Lara Pop’s review published on Letterboxd:
A mud-soaked forest. Water lazily dripping into a well. The jagged remains of a burnt-down house. The hollow creaking of a dislocated door. Towering white trees in a barren forest. A furiously chiming bell. Sunlight seeping through the bent but not broken survivor of an explosion: a cross. You and her on the cart, holding apples into the rain. Laughing. The peaceful lapping of a boat on troubled waters. Two long-dead bodies sitting grotesquely in the swamp. Treading through a mud-engulfed forest. A silence-puncturing gunshot. The voice of German soldiers. Towering trees in the darkness. The troubled lapping of a boat on peaceful waters. An execution room. Running across a beach. Overtaking her. Reaching your destination: a perished tree.

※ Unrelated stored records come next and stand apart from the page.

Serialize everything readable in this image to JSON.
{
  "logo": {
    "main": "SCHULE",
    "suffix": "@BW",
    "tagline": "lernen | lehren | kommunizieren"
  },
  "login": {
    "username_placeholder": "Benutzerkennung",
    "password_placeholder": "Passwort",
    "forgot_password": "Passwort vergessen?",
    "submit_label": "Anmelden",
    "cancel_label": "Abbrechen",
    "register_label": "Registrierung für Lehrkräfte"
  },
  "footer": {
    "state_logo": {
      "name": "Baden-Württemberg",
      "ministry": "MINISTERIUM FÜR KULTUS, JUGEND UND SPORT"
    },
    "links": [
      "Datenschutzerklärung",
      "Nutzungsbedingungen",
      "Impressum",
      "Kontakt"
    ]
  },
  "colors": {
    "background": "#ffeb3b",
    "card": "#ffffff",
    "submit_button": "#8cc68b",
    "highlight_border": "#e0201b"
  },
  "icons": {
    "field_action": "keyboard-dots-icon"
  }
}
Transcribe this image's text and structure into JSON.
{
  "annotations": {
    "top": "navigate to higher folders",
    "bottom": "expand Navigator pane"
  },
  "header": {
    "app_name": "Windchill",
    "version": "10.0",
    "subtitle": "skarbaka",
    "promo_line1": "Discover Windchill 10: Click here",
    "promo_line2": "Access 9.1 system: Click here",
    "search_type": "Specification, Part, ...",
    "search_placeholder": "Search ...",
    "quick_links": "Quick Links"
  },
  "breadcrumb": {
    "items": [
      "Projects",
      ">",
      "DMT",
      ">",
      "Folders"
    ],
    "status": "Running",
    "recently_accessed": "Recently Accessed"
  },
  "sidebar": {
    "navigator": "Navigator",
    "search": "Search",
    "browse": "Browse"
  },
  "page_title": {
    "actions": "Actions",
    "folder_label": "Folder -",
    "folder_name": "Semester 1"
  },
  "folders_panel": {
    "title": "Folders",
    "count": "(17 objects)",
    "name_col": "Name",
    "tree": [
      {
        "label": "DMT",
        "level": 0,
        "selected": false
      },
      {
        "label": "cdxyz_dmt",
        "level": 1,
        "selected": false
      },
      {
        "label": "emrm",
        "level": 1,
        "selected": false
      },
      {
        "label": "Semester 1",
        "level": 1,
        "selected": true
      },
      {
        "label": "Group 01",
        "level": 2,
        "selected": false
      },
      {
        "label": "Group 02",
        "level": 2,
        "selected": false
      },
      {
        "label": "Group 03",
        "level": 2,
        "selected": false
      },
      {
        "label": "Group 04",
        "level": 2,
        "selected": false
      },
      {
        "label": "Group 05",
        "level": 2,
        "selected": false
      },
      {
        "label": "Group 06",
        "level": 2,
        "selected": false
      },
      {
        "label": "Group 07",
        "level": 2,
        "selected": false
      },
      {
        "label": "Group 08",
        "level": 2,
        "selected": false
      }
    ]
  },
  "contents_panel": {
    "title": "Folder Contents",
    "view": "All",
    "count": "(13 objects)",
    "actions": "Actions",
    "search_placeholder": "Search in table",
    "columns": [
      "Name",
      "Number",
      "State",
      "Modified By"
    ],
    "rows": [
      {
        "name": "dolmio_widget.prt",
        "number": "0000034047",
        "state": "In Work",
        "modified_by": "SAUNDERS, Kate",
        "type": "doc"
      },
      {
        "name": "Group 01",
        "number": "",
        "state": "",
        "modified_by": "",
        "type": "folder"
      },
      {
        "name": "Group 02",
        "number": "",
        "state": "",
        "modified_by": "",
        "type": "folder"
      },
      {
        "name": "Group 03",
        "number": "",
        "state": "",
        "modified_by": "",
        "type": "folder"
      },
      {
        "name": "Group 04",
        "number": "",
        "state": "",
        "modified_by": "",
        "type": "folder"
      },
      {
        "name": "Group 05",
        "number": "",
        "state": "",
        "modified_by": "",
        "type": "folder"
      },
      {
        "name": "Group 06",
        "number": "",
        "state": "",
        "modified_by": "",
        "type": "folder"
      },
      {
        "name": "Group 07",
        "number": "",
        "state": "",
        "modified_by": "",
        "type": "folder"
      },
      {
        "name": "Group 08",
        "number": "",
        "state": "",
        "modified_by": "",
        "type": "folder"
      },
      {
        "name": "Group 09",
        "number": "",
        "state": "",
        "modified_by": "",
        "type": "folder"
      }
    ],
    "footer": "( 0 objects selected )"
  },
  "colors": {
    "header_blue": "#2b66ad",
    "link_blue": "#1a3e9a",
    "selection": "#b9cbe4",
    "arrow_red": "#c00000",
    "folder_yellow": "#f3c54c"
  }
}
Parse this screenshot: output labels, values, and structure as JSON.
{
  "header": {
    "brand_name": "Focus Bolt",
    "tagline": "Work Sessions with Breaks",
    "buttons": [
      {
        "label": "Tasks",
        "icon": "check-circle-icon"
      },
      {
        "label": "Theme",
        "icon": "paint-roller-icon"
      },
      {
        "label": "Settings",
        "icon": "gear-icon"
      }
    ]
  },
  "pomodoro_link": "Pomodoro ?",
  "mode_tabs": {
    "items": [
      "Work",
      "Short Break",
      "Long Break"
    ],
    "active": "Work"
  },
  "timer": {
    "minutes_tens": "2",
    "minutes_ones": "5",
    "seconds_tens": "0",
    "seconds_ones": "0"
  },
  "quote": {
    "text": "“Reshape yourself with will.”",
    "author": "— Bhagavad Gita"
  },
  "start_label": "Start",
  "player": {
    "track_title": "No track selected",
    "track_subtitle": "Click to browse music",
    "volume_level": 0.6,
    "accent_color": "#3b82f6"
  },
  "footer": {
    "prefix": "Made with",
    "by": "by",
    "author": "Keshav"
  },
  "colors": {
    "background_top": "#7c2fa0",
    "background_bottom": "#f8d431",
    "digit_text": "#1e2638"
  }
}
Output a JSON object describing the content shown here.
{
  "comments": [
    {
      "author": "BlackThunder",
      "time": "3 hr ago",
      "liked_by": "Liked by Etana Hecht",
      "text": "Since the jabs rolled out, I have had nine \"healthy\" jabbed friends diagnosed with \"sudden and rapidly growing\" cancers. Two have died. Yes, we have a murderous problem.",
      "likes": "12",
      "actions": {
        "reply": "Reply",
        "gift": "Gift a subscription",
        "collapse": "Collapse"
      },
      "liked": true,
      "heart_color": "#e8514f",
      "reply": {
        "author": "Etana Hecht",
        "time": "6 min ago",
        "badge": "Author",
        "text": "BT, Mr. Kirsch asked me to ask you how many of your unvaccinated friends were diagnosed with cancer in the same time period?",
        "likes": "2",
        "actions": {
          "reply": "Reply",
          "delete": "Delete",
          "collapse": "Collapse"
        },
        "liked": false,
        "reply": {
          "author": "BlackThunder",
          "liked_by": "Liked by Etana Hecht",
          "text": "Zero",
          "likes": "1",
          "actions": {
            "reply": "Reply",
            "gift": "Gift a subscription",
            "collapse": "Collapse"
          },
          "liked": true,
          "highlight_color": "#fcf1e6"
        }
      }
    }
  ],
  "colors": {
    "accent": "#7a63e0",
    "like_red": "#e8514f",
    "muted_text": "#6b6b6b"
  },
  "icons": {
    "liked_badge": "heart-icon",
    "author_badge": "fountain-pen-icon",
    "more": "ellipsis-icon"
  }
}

Ivan's Childhood works exactly why you would think it wouldn't: because of its simplicity. Like Andrei Rublev, my previous outing with Tarkovsky, Ivan's Childhood is a montage of allegorical scenes set in the director's rain-soaked, mud-smeared, sorrow-spattered world, but unlike the 3.5-hour long epic, it is neither as meticulously woven together nor as grand in scope. And therein lies its magic. Ivan's Childhood is the perfect testament to the superiority of ambience over plot and of impact over message. It is definitely not a tightly packed film with regard to plot, but offers more in terms of substance in its 1.5-hour runtime than any story-driven movie could ever hope to achieve. Boy, am I excited to see more Tarkovsky.